お金に苦労せず、幸せに生きていくことを目指すこの連載。今回の相談は、徳富わか子さん(仮名・37歳  建設会社勤務)からの質問です。

「37歳、既婚の会社員です。2年前、35年ローンでマンションを購入しました。ローンを組んだのは夫です。

ネットなどを見ると繰り上げ返済したほうが得、逆に繰り上げしないで長く借りたほうが得とか、変えないほうがいいとか、いろいろな情報がでてきます。実際のところはどうなのでしょうか。

私は、手持ちのお金があったほうがいいと思うので、繰り上げ返済せず、少しずつ返したほうがいいと思うのですが、夫はローンを抱えている状況から一刻も早く抜けたいと言って、ボーナスなども返済にあてているようです。

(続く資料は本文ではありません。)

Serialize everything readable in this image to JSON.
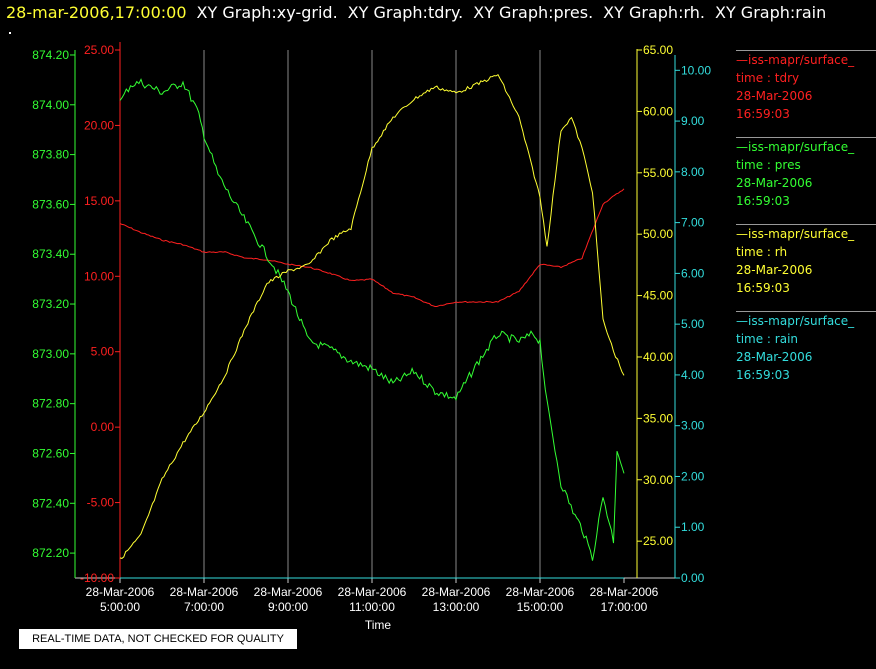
{
  "title": {
    "datetime": "28-mar-2006,17:00:00",
    "graphs": [
      "XY Graph:xy-grid.",
      "XY Graph:tdry.",
      "XY Graph:pres.",
      "XY Graph:rh.",
      "XY Graph:rain"
    ]
  },
  "notice": "REAL-TIME DATA, NOT CHECKED FOR QUALITY",
  "legend": [
    {
      "source": "—iss-mapr/surface_",
      "var": "time : tdry",
      "date": "28-Mar-2006",
      "time": "16:59:03",
      "color": "#ff2020"
    },
    {
      "source": "—iss-mapr/surface_",
      "var": "time : pres",
      "date": "28-Mar-2006",
      "time": "16:59:03",
      "color": "#33ff33"
    },
    {
      "source": "—iss-mapr/surface_",
      "var": "time : rh",
      "date": "28-Mar-2006",
      "time": "16:59:03",
      "color": "#ffff33"
    },
    {
      "source": "—iss-mapr/surface_",
      "var": "time : rain",
      "date": "28-Mar-2006",
      "time": "16:59:03",
      "color": "#33dddd"
    }
  ],
  "chart_data": {
    "type": "line",
    "xlabel": "Time",
    "x_ticks": [
      {
        "date": "28-Mar-2006",
        "time": "5:00:00"
      },
      {
        "date": "28-Mar-2006",
        "time": "7:00:00"
      },
      {
        "date": "28-Mar-2006",
        "time": "9:00:00"
      },
      {
        "date": "28-Mar-2006",
        "time": "11:00:00"
      },
      {
        "date": "28-Mar-2006",
        "time": "13:00:00"
      },
      {
        "date": "28-Mar-2006",
        "time": "15:00:00"
      },
      {
        "date": "28-Mar-2006",
        "time": "17:00:00"
      }
    ],
    "xlim": [
      "05:00",
      "17:00"
    ],
    "grid": "vertical",
    "axes": {
      "pres": {
        "color": "#33ff33",
        "ylim": [
          872.1,
          874.22
        ],
        "ticks": [
          "874.20",
          "874.00",
          "873.80",
          "873.60",
          "873.40",
          "873.20",
          "873.00",
          "872.80",
          "872.60",
          "872.40",
          "872.20"
        ]
      },
      "tdry": {
        "color": "#ff2020",
        "ylim": [
          -10,
          25
        ],
        "ticks": [
          "25.00",
          "20.00",
          "15.00",
          "10.00",
          "5.00",
          "0.00",
          "-5.00",
          "-10.00"
        ]
      },
      "rh": {
        "color": "#ffff33",
        "ylim": [
          22,
          65
        ],
        "ticks": [
          "65.00",
          "60.00",
          "55.00",
          "50.00",
          "45.00",
          "40.00",
          "35.00",
          "30.00",
          "25.00"
        ]
      },
      "rain": {
        "color": "#33dddd",
        "ylim": [
          0,
          10.4
        ],
        "ticks": [
          "10.00",
          "9.00",
          "8.00",
          "7.00",
          "6.00",
          "5.00",
          "4.00",
          "3.00",
          "2.00",
          "1.00",
          "0.00"
        ]
      }
    },
    "series": [
      {
        "name": "time : tdry",
        "axis": "tdry",
        "color": "#ff2020",
        "points": [
          [
            "05:00",
            13.5
          ],
          [
            "05:30",
            12.9
          ],
          [
            "06:00",
            12.4
          ],
          [
            "06:30",
            12.1
          ],
          [
            "07:00",
            11.6
          ],
          [
            "07:30",
            11.6
          ],
          [
            "08:00",
            11.2
          ],
          [
            "08:30",
            11.1
          ],
          [
            "09:00",
            10.8
          ],
          [
            "09:30",
            10.6
          ],
          [
            "10:00",
            10.2
          ],
          [
            "10:30",
            9.7
          ],
          [
            "11:00",
            9.8
          ],
          [
            "11:30",
            8.9
          ],
          [
            "12:00",
            8.6
          ],
          [
            "12:30",
            8.0
          ],
          [
            "13:00",
            8.3
          ],
          [
            "13:30",
            8.3
          ],
          [
            "14:00",
            8.3
          ],
          [
            "14:30",
            9.0
          ],
          [
            "15:00",
            10.8
          ],
          [
            "15:30",
            10.6
          ],
          [
            "16:00",
            11.2
          ],
          [
            "16:30",
            14.8
          ],
          [
            "17:00",
            15.8
          ]
        ]
      },
      {
        "name": "time : pres",
        "axis": "pres",
        "color": "#33ff33",
        "points": [
          [
            "05:00",
            874.01
          ],
          [
            "05:15",
            874.08
          ],
          [
            "05:30",
            874.09
          ],
          [
            "06:00",
            874.05
          ],
          [
            "06:30",
            874.09
          ],
          [
            "06:50",
            873.98
          ],
          [
            "07:00",
            873.88
          ],
          [
            "07:20",
            873.72
          ],
          [
            "07:40",
            873.62
          ],
          [
            "08:00",
            873.53
          ],
          [
            "08:20",
            873.44
          ],
          [
            "08:40",
            873.35
          ],
          [
            "09:00",
            873.25
          ],
          [
            "09:30",
            873.05
          ],
          [
            "10:00",
            873.02
          ],
          [
            "10:30",
            872.97
          ],
          [
            "11:00",
            872.94
          ],
          [
            "11:30",
            872.88
          ],
          [
            "12:00",
            872.93
          ],
          [
            "12:30",
            872.85
          ],
          [
            "13:00",
            872.82
          ],
          [
            "13:30",
            872.96
          ],
          [
            "14:00",
            873.08
          ],
          [
            "14:30",
            873.05
          ],
          [
            "14:50",
            873.08
          ],
          [
            "15:00",
            873.05
          ],
          [
            "15:10",
            872.8
          ],
          [
            "15:30",
            872.48
          ],
          [
            "15:50",
            872.35
          ],
          [
            "16:00",
            872.3
          ],
          [
            "16:15",
            872.18
          ],
          [
            "16:30",
            872.43
          ],
          [
            "16:45",
            872.25
          ],
          [
            "16:50",
            872.62
          ],
          [
            "17:00",
            872.52
          ]
        ]
      },
      {
        "name": "time : rh",
        "axis": "rh",
        "color": "#ffff33",
        "points": [
          [
            "05:00",
            23.5
          ],
          [
            "05:30",
            25.5
          ],
          [
            "06:00",
            30.0
          ],
          [
            "06:30",
            33.0
          ],
          [
            "07:00",
            35.5
          ],
          [
            "07:30",
            38.5
          ],
          [
            "08:00",
            42.5
          ],
          [
            "08:30",
            46.0
          ],
          [
            "09:00",
            47.0
          ],
          [
            "09:30",
            47.5
          ],
          [
            "10:00",
            49.5
          ],
          [
            "10:30",
            50.5
          ],
          [
            "11:00",
            57.0
          ],
          [
            "11:30",
            59.5
          ],
          [
            "12:00",
            61.0
          ],
          [
            "12:30",
            62.0
          ],
          [
            "13:00",
            61.5
          ],
          [
            "13:30",
            62.2
          ],
          [
            "14:00",
            63.0
          ],
          [
            "14:30",
            59.5
          ],
          [
            "15:00",
            53.0
          ],
          [
            "15:10",
            49.0
          ],
          [
            "15:30",
            58.5
          ],
          [
            "15:45",
            59.5
          ],
          [
            "16:00",
            57.0
          ],
          [
            "16:15",
            53.5
          ],
          [
            "16:30",
            43.0
          ],
          [
            "16:45",
            40.5
          ],
          [
            "17:00",
            38.5
          ]
        ]
      },
      {
        "name": "time : rain",
        "axis": "rain",
        "color": "#33dddd",
        "points": [
          [
            "05:00",
            0.0
          ],
          [
            "17:00",
            0.0
          ]
        ]
      }
    ]
  }
}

そこで質問です。すでにローンを組んでいる状況のなかで、どうするのが金銭的に得ですか?」

とくに大きな買い物の場合、利子が大きくなります。「手の届く範囲」で購入したつもりが、利子分を足したら莫大でびっくり!ということもあります。そうなると、できるだけ「払う額をコンパクトにしたい」と考えるもの。では、本当に繰り上げ返済したら、得になるんでしょうか。森井じゅんさんに聞いてみましょう。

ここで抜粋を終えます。